One place the company sought funds from was so-called trust firms, as Reuters reported in 2020. Dubbed “shadow banks,” because they operate outside many of the rules that govern commercial banks, trust firms were keen to capitalize on the needs of an industry eager for credit. And they could charge far higher interest rates than the closely regulated banks.
As the general credit crunch intensified in 2020 and 2021, Evergrande had difficulty selling its local yuan bonds, amid concerns about their creditworthiness. The company used its own funds to buy the bonds through special purpose vehicles, said a former employee of Evergrande’s finance team and a person familiar with the company’s financing arrangements. The people said those vehicles then sold the bonds at a higher yield, or interest payment, that investors would consider commensurate with the risk.
Sometimes the effective interest on these bonds would be as high as 18%, while in the open market it was 6%, the former finance team employee said. “The real price they were paying for finance was eating up the profits,” this person said.
Evergrande also diverted loans that had been secured by its property-services unit, which was publicly listed, to pay Evergrande’s operational and financial needs, a committee of Evergrande’s independent directors has said. The committee investigated the matter after banks seized 13.4 billion yuan ($1.84 billion)of deposits held by the property-services unit in 2021.
Last year, three senior executives stepped down after an initial probe said they were involved in diverting the loans.
“Evergrande has a particularly cowboy mentality,” said Stevenson-Yang, of J Capital Research.

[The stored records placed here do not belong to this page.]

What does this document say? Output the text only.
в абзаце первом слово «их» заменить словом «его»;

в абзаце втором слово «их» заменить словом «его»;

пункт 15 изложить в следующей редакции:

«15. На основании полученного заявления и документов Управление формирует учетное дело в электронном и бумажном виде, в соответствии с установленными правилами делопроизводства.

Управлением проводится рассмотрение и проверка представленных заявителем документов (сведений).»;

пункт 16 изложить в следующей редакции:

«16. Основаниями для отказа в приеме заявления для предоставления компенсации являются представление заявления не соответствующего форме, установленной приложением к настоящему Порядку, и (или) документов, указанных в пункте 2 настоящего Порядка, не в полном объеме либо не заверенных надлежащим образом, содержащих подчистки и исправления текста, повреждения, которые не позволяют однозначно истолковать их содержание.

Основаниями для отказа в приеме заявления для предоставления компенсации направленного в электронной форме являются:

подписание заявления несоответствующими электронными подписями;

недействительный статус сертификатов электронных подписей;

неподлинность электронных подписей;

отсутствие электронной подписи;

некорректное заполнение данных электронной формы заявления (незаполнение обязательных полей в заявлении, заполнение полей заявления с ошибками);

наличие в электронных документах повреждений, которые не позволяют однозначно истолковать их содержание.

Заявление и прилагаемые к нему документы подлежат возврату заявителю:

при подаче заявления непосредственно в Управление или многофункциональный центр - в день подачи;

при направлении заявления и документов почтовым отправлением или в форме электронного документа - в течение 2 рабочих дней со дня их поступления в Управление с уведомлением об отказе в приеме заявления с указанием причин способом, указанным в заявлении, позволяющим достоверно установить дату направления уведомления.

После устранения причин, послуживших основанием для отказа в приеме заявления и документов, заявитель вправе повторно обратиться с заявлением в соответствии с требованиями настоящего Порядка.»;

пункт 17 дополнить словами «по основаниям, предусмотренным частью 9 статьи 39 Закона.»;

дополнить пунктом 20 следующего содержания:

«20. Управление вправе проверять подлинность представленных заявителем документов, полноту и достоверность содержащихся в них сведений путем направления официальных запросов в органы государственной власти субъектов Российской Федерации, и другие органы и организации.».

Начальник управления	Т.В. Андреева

Neither Hui nor the company responded to questions about whether Evergrande used special purpose vehicles to purchase and resell bonds or on the loan diversions. The company has said it was in talks with the property-services subsidiary about a repayment schedule and has adopted measures to address potential internal control weaknesses.
By 2021, Evergrande’s total liabilities had reached $300 billion. The cash-strapped company struggled to pay suppliers and complete homes. Its property revenues plunged.

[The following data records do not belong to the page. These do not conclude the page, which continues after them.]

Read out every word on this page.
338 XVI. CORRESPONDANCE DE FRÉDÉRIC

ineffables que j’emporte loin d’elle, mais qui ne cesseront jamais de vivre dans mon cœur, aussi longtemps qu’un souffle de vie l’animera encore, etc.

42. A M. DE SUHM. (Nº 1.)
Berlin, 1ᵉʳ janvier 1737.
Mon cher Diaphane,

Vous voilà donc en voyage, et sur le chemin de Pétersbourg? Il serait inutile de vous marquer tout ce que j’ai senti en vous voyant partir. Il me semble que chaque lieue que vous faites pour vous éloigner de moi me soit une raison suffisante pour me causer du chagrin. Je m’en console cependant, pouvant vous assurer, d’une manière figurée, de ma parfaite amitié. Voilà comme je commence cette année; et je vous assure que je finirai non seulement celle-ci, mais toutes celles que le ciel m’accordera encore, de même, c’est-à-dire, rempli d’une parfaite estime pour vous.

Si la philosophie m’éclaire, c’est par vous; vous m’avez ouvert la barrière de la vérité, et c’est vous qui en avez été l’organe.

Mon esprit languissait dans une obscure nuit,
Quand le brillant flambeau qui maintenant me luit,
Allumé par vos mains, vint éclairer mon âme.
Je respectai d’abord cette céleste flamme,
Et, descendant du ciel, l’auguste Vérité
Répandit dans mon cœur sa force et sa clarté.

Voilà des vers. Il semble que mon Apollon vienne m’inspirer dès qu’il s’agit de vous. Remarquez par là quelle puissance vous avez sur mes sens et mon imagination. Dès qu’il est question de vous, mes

Evergrande also failed to pay retail investors in its financial products on time, sparking protests across the country. Chaotic scenes erupted at company offices in Shenzhen in September 2021 as some 100 disgruntled investors crowded its lobby to demand repayment.
Days later, Hui said in a letter to staff that he was confident the company would “walk out of its darkest moment.”
But Evergrande reported a combined loss of $81 billion for 2021 and 2022. In March last year, trading of Evergrande’s Hong Kong-listed shares was suspended. Hui has reduced his stake in the company and his own personal fortune is now worth less than a tenth of the $36 billion it was at its peak in 2019, according to Forbes estimates.
Evergrande is in the process of seeking approvals from creditors and the courts for its offshore debt restructuring plan. Creditors are due to meet in late September to vote on the plan, which could allow them to recoup up to a quarter of what they are owed.
In a January letter to employees, Hui described 2023 as a “crucial year” and pledged to repay creditors and deliver on projects.
The year didn’t start well for him, though. A Hong Kong mansion creditors had seized from him was put on sale in March. Its estimated value: Around $112 million.